Déjà condamnée en 2008 par le Tribunal de police de Lyon à 1,2 millions d'euros d'amende pour le paiement de salaires inférieurs au SMIC, l'entreprise Carrefour est une nouvelle fois condamnée par le Tribunal de police d'Evry, cette fois-ci à plus de 3,5 millions d'euros d'amende.
L'affaire remonte au début des années 2000 et à la vague d'accords dits RTT (pour réduction du temps de travail) conclus par les branches professionnelles et dans les entreprises sur le fondement des lois dites Aubry. La grande distribution s'organise et en profite pour accomplir un tour de passe-passe ingénieux en intégrant dans l'assiette des salaires le paiement d'une partie du temps de pause (à hauteur de 5 % du temps de travail de chaque salarié), qu'elle présente comme un "avantage conventionnel" (voir mon billet de blog du 28 octobre 2008). Sauf que déduction faite de ces 5 %, les plus bas salaires de la grille passent en-dessous du SMIC...

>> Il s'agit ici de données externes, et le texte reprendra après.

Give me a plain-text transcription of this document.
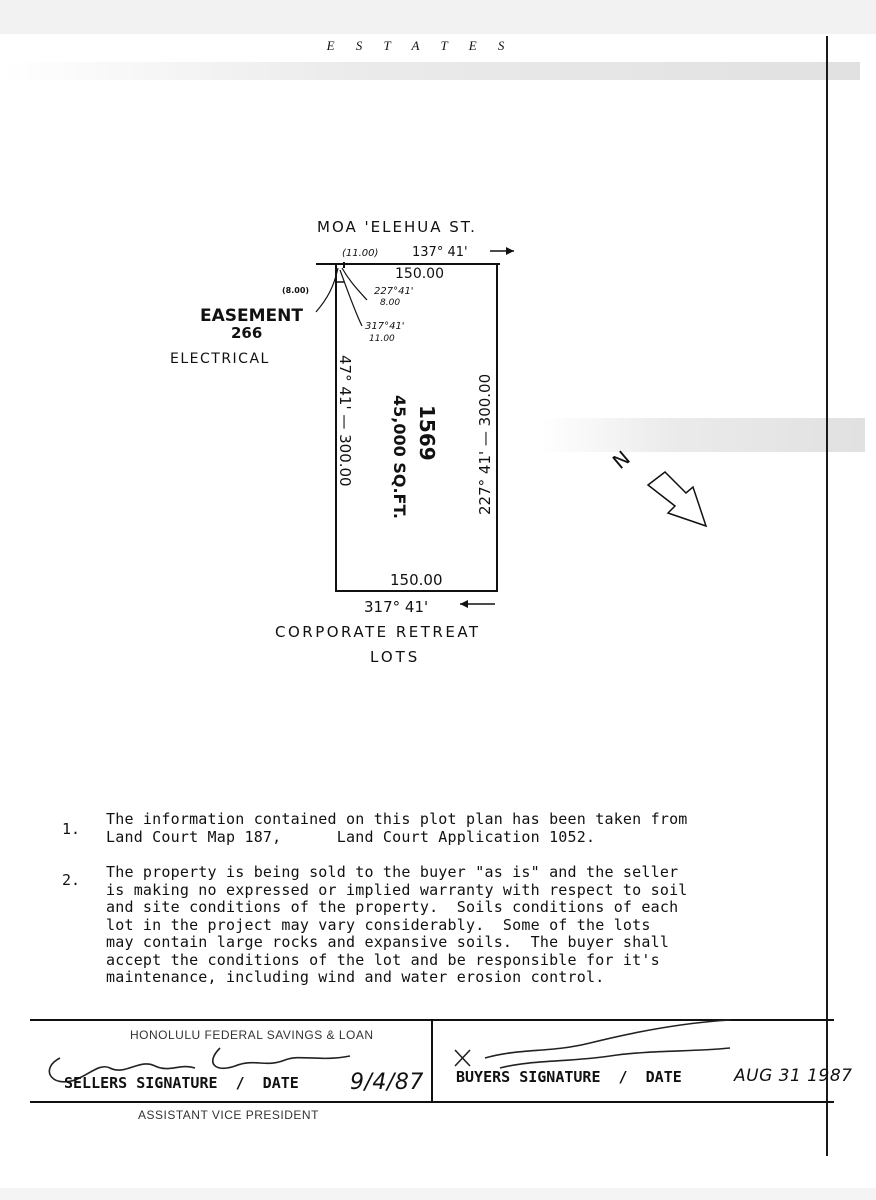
E S T A T E S
MOA 'ELEHUA ST.
(11.00)	137° 41'
150.00
(8.00)	227°41'
8.00
317°41'
11.00
EASEMENT
266
ELECTRICAL	47° 41' — 300.00	227° 41' — 300.00
1569
45,000 SQ.FT.
150.00
317° 41'
CORPORATE RETREAT
LOTS
N
1.
The information contained on this plot plan has been taken from
Land Court Map 187,      Land Court Application 1052.
2. The property is being sold to the buyer "as is" and the seller
is making no expressed or implied warranty with respect to soil
and site conditions of the property.  Soils conditions of each
lot in the project may vary considerably.  Some of the lots
may contain large rocks and expansive soils.  The buyer shall
accept the conditions of the lot and be responsible for it's
maintenance, including wind and water erosion control.
HONOLULU FEDERAL SAVINGS & LOAN
SELLERS SIGNATURE  /  DATE 9/4/87
ASSISTANT VICE PRESIDENT
BUYERS SIGNATURE  /  DATE	AUG 31 1987
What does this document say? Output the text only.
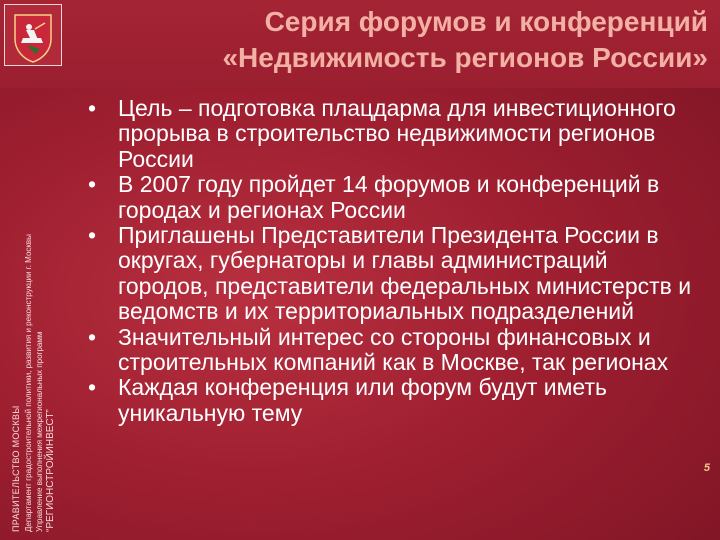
Серия форумов и конференций
«Недвижимость регионов России»
ПРАВИТЕЛЬСТВО МОСКВЫ Департамент градостроительной политики, развития и реконструкции г. Москвы Управление выполнения межрегиональных программ “РЕГИОНСТРОЙИНВЕСТ”
• Цель – подготовка плацдарма для инвестиционного прорыва в строительство недвижимости регионов России
• В 2007 году пройдет 14 форумов и конференций в городах и регионах России
• Приглашены Представители Президента России в округах, губернаторы и главы администраций городов, представители федеральных министерств и ведомств и их территориальных подразделений
• Значительный интерес со стороны финансовых и строительных компаний как в Москве, так регионах
• Каждая конференция или форум будут иметь уникальную тему
5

Saisie au milieu des années 2000 par les syndicats des grandes enseignes, l'inspection du travail se met en branle - sans aucun appui du ministère du travail - et relève des infractions pour non-paiement du SMIC par centaines essentiellement à l'encontre de Auchan (dont le siège est à Villeneuve d'Ascq, dans le Nord) et de Carrefour (dont le siège est à Evry, dans l'Essonne).
Plusieurs parquets sont saisis de ces procès-verbaux. Celui de Lille classe sans suite (et sans aucune justification valable) l'ensemble des procédures qui lui ont été transmises et qui concernent Auchan, ne laissant plus aux syndicats et aux salariés de l'enseigne que l'option de la procédure civile - notamment devant le Conseil de prud'hommes (celui de Lannoy, près de Villeneuve d'Ascq, déboutant plus de 800 d'entre eux au mois de novembre dernier). Celui de Lyon renvoie deux procédures qui concernent Carrefour devant le Tribunal de police, qui condamne l'enseigne à 1,2 millions d'euros d'amende au mois d'octobre 2008.

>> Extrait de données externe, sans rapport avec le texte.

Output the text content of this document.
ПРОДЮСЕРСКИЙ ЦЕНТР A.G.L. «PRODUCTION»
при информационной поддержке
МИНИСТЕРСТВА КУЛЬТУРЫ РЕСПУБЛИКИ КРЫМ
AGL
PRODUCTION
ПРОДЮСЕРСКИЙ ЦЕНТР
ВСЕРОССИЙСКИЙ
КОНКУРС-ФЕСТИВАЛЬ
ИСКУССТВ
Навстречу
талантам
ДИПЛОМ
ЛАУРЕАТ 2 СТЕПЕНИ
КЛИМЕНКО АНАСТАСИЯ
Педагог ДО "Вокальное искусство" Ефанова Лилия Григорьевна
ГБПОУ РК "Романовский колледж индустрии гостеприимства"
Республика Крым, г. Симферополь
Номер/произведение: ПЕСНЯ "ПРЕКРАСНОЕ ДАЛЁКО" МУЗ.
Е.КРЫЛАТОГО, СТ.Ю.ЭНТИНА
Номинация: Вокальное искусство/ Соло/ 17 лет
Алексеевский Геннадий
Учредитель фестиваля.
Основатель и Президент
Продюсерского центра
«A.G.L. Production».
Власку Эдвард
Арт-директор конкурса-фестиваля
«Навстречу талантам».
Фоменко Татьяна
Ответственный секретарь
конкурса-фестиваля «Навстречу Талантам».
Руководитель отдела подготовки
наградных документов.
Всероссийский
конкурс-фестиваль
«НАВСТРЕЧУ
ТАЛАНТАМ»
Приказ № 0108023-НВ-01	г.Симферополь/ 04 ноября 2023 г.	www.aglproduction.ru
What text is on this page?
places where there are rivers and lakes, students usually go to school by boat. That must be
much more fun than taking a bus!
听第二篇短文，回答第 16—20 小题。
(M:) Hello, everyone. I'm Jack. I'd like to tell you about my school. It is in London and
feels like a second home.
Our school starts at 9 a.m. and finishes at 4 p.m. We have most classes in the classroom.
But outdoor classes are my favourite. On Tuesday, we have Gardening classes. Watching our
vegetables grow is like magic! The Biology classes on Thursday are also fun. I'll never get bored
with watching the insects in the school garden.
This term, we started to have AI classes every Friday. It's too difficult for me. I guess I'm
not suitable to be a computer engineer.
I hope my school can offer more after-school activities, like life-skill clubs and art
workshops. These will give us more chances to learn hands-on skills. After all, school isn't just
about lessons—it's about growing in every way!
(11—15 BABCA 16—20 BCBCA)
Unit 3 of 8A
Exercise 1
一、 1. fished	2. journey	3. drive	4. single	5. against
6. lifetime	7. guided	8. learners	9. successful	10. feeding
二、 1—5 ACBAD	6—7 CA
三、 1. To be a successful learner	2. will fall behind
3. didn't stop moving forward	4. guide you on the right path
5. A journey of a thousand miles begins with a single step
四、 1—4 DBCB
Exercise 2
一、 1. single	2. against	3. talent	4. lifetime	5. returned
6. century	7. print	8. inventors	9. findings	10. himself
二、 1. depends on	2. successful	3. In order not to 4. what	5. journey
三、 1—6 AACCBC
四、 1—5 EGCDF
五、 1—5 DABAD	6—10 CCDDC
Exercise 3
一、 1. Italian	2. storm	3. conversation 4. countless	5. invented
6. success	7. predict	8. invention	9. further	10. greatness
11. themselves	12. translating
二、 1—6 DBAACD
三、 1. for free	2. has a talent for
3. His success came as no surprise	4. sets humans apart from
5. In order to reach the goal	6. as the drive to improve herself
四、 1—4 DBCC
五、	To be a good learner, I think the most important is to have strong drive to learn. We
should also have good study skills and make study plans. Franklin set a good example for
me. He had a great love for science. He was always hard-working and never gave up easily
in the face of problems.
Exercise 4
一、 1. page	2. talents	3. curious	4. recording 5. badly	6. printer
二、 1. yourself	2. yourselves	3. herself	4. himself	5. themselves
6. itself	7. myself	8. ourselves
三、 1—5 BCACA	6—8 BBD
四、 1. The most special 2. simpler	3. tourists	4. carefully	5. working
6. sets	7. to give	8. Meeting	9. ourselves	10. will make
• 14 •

L'entreprise fait appel. Le 1er juin 2010, la Cour d'appel de Lyon casse le jugement du Tribunal de police. Les syndicats font appel (suivis par le parquet de Lyon) et le 16 février 2011, la Cour de cassation leur donne raison : elle casse à son tour le jugement d'appel (et renvoie l'affaire devant la Cour d'appel de Dijon, qui ne s'est à ce jour pas prononcée), mais elle le casse partiellement : seule l'indemnisation des syndicats, parties civiles, est concernée. Les 1,2 millions d'euros d'amende passent à la trappe (l'entreprise est toutefois condamnée par le Conseil de prud'hommes d'Evry au mois de mars 2011).
C'était sans compter sur les onze procès-verbaux dressés à son encontre par l'inspection du travail sur l'ensemble du territoire national et qui ont été transmis au parquet d'Evry, siège de l'entreprise, qui les a tous envoyés au Tribunal de police. C'est ce tribunal qui a condamné Carrefour ce mardi 14 juin 2011 après-midi pour paiement de salaires inférieurs au SMIC à 1 830 amendes de 2 000 euros chacune, soit plus de 3,6 millions d'euros, trois fois plus que la condamnation dont l'entreprise avait écopé en 2008 !

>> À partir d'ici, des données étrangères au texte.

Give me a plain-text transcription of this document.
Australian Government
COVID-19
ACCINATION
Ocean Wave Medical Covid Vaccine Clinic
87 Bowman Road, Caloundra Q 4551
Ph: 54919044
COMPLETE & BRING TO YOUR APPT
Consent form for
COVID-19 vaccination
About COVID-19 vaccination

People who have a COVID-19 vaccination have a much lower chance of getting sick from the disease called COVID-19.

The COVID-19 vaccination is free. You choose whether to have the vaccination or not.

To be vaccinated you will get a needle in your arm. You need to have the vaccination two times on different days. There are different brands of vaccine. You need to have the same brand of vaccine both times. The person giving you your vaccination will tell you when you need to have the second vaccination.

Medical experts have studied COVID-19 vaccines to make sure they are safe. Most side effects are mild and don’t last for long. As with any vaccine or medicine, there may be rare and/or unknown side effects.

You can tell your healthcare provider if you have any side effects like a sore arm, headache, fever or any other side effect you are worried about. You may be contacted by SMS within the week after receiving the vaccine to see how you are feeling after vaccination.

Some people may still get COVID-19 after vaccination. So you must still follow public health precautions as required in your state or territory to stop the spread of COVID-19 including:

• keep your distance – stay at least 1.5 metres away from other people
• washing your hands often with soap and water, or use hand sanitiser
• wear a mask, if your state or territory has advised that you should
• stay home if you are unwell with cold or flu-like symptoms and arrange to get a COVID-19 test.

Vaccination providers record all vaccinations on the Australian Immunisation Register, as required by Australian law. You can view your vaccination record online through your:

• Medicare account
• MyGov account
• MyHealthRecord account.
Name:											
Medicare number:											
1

Le contentieux n'est pourtant pas purgé et il faut s'attendre en la matière à bien d'autres jugements (et appels), civils et pénaux. Le parquet de Lille, celui-là même qui s'était montré particulièrement léger et frileux lorsque l'affaire n'en était qu'à ses débuts, vient d'ailleurs de renvoyer Auchan devant le Tribunal de police de Lille. L'audience est prévue pour le mois d'octobre prochain.